Skąd tak fatalny wynik? W pewnym sensie u podłoża problemu leżą szerokie uprawnienia policji. Przepisy przewidują kilka sytuacji, w których mundurowy może zatrzymać kierowcy dokument. Ta, o której w ostatnich miesiącach jest najgłośniej, to oczywiście przekroczenie dozwolonej prędkości o 50 km/h lub więcej w terenie zabudowanym. Nie każdy wie jednak, że policjant może zastosować taki sam środek, jeśli popełnione zostaje wykroczenie zagrażające życiu lub zdrowiu innych uczestników ruchu. Może tu chodzić o wyprzedzanie przed przejściem dla pieszych, wyprzedzanie „na trzeciego”, zmuszające kierowcę zbliżającego się z przeciwka do zjechania na pobocze czy ściganie się na publicznych drogach.
By policjant mógł zatrzymać prawo jazdy, wystarczy samo podejrzenie popełnienia przestępstwa przez kierowcę. Jeśli więc na przykład doszło do potrącenia i ucieczki z miejsca wypadku, a samochód, którym się poruszamy, odpowiada opisom świadków i na dodatek jest uszkodzony, możemy mieć problemy. Do zatrzymania dokumentu wystarczy również podejrzenie, że kierowca jest pod wpływem narkotyków lub innej podobnie działającej substancji. Skąd taki przepis? Narkotest, w przeciwieństwie do alkomatu, jest jednorazowy. Z tego względu niewiele patroli drogówki ma go na wyposażeniu. Jeśli policjanci niedysponujący takim urządzeniem zatrzymają kierowcę, którego styl jazdy wzbudza podejrzenia, muszą mieć możliwość reakcji.
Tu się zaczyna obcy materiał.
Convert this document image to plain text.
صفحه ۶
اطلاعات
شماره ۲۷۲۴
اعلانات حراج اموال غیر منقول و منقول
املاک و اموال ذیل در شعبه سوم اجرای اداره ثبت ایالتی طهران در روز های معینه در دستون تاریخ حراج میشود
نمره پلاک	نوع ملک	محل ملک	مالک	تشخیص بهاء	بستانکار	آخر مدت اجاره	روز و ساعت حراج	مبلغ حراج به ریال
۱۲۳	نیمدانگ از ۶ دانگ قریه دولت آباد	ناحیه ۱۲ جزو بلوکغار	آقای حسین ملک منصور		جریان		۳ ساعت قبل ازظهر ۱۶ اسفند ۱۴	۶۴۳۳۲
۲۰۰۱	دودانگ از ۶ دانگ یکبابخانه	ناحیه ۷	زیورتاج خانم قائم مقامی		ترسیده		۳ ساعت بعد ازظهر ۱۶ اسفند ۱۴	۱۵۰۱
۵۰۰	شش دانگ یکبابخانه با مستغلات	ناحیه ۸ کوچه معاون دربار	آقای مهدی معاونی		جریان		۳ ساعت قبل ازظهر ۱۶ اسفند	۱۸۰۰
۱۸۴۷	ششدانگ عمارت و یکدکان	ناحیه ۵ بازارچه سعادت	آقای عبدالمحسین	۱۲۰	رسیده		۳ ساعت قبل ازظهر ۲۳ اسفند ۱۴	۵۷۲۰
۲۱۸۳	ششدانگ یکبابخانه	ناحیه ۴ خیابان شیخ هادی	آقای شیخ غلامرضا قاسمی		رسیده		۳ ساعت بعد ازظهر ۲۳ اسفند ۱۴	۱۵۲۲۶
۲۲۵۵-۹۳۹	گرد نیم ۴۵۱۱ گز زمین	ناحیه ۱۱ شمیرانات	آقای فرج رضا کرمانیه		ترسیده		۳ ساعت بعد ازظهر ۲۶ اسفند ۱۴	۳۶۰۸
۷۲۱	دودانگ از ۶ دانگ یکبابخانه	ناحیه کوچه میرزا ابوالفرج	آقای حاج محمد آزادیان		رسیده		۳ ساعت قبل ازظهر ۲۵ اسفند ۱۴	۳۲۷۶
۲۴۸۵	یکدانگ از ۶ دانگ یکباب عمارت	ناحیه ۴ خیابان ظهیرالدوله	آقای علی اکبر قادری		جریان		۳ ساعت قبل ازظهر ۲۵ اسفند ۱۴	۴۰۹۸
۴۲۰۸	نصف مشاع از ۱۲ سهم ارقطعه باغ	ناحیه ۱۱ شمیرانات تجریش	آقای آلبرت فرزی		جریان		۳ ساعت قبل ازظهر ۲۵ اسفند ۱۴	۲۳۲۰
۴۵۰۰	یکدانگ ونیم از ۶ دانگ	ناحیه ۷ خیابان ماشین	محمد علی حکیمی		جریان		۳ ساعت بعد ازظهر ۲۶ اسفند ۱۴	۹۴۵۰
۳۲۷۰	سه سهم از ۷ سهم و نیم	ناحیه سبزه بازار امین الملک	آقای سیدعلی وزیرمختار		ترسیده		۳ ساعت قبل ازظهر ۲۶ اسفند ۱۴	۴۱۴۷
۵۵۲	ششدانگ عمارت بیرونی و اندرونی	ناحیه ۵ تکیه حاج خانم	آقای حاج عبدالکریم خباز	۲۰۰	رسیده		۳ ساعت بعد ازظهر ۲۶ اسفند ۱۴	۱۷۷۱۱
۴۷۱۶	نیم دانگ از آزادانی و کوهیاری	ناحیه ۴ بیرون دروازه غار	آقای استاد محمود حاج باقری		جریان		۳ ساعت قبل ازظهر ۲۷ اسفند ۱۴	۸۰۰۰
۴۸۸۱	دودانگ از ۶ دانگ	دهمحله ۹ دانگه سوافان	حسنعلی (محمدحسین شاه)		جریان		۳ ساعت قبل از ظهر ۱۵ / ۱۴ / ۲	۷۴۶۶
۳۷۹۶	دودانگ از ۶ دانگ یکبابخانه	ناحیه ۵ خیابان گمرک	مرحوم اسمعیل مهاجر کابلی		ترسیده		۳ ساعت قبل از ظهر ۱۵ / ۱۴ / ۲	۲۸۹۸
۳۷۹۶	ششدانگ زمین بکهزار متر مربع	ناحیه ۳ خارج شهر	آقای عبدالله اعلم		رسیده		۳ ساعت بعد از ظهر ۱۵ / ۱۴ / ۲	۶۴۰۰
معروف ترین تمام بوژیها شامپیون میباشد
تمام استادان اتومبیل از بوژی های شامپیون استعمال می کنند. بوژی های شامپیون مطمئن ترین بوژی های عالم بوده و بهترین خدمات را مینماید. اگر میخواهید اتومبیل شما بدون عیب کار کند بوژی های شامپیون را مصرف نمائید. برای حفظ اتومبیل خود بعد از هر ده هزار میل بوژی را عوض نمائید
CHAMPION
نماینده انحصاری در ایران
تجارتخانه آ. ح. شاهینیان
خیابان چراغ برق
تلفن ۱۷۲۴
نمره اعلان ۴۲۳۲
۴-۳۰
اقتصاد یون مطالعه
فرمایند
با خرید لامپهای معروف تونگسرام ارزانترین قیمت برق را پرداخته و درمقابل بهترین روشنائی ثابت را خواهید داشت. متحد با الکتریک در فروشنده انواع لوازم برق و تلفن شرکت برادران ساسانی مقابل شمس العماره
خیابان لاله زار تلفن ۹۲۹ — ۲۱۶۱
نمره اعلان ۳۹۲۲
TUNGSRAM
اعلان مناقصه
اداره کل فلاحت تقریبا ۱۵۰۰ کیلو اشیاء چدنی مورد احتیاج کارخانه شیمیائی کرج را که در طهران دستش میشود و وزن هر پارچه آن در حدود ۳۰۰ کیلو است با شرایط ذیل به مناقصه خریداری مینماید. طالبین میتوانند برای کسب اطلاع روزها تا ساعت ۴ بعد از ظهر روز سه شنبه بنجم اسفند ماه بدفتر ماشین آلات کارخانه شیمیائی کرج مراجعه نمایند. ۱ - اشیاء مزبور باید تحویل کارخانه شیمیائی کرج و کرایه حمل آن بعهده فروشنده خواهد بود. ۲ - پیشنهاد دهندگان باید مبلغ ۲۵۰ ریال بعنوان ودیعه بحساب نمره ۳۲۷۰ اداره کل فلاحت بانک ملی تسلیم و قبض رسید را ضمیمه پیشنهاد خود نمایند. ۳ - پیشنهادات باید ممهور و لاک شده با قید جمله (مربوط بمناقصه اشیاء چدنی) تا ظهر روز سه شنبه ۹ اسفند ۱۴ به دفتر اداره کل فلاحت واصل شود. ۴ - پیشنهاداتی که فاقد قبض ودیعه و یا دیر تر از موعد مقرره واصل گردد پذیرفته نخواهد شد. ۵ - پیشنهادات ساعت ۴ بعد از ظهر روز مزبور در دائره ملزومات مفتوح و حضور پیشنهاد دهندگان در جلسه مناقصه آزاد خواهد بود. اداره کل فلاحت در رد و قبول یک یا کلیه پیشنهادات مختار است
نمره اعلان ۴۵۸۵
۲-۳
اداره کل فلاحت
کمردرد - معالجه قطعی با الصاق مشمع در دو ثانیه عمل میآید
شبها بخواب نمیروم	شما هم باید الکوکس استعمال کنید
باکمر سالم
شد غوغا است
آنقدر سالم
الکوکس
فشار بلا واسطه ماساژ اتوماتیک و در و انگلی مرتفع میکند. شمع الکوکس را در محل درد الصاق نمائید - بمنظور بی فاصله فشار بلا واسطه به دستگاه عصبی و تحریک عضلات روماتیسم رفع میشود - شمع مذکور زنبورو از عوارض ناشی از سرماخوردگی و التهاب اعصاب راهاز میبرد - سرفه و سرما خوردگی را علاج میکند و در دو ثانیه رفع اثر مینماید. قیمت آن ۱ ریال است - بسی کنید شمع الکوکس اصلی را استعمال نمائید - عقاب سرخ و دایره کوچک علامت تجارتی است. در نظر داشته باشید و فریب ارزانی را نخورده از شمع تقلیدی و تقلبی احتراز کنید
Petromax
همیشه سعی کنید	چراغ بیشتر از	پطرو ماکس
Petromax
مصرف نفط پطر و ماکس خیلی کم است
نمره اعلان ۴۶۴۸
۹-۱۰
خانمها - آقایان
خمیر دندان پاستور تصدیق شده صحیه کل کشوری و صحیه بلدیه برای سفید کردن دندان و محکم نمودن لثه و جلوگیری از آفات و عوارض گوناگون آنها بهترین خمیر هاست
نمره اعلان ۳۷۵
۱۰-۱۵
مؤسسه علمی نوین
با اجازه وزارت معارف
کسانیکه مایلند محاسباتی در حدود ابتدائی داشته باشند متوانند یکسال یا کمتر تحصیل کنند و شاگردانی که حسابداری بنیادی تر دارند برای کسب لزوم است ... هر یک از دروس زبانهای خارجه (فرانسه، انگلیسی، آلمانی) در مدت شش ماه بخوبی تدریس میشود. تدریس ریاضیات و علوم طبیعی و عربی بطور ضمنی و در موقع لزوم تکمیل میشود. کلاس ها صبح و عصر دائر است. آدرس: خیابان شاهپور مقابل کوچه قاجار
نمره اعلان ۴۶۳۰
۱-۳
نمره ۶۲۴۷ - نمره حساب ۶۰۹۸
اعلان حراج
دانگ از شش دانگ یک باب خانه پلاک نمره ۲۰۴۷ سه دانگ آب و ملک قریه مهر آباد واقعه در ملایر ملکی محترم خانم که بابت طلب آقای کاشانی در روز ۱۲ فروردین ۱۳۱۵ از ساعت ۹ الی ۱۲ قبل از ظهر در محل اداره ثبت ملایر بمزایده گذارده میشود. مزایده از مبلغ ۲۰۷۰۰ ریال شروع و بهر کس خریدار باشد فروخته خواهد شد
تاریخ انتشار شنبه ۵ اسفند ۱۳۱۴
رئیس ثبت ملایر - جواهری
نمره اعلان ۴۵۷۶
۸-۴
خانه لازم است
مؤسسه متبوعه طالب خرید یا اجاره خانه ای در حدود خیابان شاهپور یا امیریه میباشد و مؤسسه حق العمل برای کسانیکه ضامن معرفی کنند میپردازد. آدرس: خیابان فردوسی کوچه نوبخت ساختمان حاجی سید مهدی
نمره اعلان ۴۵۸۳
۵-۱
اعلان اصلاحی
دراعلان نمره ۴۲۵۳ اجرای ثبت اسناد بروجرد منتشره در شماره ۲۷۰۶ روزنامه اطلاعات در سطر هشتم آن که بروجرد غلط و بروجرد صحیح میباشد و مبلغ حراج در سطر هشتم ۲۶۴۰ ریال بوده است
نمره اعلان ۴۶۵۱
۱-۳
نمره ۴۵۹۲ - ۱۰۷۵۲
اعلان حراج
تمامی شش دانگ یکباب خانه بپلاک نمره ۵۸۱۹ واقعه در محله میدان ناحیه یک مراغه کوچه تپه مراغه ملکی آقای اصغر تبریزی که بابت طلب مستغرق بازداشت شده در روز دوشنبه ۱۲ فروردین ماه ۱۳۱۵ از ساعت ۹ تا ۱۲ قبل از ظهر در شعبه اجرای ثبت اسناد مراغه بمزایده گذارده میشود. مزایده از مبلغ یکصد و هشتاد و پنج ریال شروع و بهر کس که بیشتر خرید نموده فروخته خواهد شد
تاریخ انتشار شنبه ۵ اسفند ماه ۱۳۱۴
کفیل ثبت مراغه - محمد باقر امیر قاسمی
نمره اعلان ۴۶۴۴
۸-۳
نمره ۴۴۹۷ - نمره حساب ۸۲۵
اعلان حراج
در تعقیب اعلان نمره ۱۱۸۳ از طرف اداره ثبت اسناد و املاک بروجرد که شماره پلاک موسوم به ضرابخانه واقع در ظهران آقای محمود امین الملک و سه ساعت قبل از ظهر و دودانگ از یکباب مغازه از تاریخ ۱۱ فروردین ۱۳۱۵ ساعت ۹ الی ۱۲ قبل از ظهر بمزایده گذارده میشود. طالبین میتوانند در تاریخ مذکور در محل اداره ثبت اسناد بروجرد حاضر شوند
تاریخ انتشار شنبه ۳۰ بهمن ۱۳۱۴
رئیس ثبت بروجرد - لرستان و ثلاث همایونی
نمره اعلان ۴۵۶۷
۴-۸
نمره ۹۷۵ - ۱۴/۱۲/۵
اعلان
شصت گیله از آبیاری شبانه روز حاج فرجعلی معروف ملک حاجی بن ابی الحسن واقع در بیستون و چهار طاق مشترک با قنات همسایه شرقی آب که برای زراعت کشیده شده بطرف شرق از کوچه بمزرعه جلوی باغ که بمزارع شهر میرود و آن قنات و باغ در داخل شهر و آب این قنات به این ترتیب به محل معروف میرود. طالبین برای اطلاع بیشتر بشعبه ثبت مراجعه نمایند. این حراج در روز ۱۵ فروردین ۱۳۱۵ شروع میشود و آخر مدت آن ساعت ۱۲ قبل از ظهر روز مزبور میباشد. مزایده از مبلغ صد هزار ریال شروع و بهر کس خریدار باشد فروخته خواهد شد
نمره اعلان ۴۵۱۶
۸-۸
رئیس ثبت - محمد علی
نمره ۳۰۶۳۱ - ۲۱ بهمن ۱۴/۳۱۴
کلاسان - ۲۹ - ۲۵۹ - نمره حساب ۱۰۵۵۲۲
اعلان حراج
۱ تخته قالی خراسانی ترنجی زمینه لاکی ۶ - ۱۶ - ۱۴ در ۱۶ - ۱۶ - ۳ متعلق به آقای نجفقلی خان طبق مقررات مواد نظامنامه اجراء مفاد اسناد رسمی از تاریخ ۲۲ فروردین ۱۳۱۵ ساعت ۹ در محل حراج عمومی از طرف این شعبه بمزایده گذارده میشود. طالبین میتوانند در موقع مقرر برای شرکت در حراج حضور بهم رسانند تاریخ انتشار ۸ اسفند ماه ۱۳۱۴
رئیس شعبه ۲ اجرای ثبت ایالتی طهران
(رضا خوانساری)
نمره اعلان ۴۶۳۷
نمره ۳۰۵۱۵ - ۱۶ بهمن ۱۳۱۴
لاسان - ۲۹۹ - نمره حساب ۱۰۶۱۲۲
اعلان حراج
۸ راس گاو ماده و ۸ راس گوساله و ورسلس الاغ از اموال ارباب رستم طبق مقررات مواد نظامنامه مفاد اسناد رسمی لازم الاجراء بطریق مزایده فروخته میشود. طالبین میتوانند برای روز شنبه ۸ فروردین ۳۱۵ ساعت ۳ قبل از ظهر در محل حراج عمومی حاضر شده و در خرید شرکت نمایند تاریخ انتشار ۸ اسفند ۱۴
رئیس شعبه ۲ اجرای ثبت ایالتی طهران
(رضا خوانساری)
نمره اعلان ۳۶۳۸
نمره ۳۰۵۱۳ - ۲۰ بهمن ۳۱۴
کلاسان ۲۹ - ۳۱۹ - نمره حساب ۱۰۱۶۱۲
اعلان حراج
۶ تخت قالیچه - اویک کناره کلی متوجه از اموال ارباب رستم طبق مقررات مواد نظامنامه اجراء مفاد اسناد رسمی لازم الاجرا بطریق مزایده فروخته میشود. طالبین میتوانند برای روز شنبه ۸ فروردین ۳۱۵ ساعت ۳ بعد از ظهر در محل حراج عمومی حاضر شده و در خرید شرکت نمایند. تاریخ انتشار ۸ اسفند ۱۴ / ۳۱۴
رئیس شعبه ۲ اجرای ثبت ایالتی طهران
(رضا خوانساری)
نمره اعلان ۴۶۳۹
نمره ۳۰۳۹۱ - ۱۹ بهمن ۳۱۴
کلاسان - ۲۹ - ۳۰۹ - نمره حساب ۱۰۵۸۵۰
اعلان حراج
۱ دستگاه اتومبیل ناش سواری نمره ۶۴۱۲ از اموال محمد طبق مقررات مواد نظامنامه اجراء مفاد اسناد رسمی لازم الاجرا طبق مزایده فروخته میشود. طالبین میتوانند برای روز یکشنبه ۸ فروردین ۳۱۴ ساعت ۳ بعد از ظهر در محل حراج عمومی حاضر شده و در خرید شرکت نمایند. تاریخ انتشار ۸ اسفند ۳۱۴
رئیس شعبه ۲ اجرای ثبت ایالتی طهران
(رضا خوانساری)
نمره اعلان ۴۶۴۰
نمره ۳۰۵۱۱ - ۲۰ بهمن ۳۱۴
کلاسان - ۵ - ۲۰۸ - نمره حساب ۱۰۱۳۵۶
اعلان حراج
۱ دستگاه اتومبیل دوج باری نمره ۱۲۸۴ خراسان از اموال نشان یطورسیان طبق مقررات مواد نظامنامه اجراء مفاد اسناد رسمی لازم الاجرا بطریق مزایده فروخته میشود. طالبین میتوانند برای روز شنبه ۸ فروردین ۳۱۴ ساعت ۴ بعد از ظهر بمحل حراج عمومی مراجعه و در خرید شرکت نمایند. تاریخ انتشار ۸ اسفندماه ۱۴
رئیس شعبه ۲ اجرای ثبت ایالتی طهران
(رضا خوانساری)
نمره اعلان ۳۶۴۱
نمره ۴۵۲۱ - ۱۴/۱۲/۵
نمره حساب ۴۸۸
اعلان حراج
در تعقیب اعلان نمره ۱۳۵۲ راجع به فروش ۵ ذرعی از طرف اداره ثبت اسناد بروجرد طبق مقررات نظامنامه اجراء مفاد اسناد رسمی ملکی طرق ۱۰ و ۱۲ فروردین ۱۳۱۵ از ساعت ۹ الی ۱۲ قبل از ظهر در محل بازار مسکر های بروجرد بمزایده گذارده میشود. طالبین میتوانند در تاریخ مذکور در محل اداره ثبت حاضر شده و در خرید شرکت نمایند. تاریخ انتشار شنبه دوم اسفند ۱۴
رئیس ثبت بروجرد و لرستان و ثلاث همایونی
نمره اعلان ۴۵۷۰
Stosunkowo nową regulacją, wprowadzoną w 2015 r., jest możliwość zatrzymania prawa jazdy w przypadku nieposiadania przez kierującego zaświadczenia o przeprowadzonym badaniu technicznym z wynikiem pozytywnym w zakresie wyposażenia pojazdu w blokadę alkoholową. Oczywiście dotyczy to kierowców, którym ograniczone zostały uprawnienia do kierowania pojazdem i mogą oni prowadzić wyłącznie samochód wyposażony w taką blokadę.
Prawo jazdy zostanie też odebrane kierowcy, jeśli podczas kontroli okaże się, że na jego koncie został przekroczony limit punktów karnych. W przypadku osób, które dokumentem cieszą się nie dłużej niż rok, wynosi on 20 „oczek”. Dla pozostałych zmotoryzowanych są to 24 punkty.
W 2012 i 2013 roku liczba zatrzymanych praw jazdy nie przekroczyła tysiąca. Sytuacja zmieniła się w pierwszej połowie roku 2014, gdy ówczesny komendant główny policji zachęcił funkcjonariuszy do szerszego korzystania ze swoich uprawnień. Na efekty nie trzeba było długo czekać. Już w maju 2014 roku zatrzymano 1,2 tys. dokumentów, a proces ten przyspieszył jeszcze w maju 2015 roku, gdy zmienione przepisy nakazały stosowanie tego środka wobec osób przekraczających dozwoloną prędkość w terenie zabudowanym o ponad 50 km/h. W 2015 roku mundurowi zatrzymywali średnio 4,6 tys. praw jazdy miesięcznie.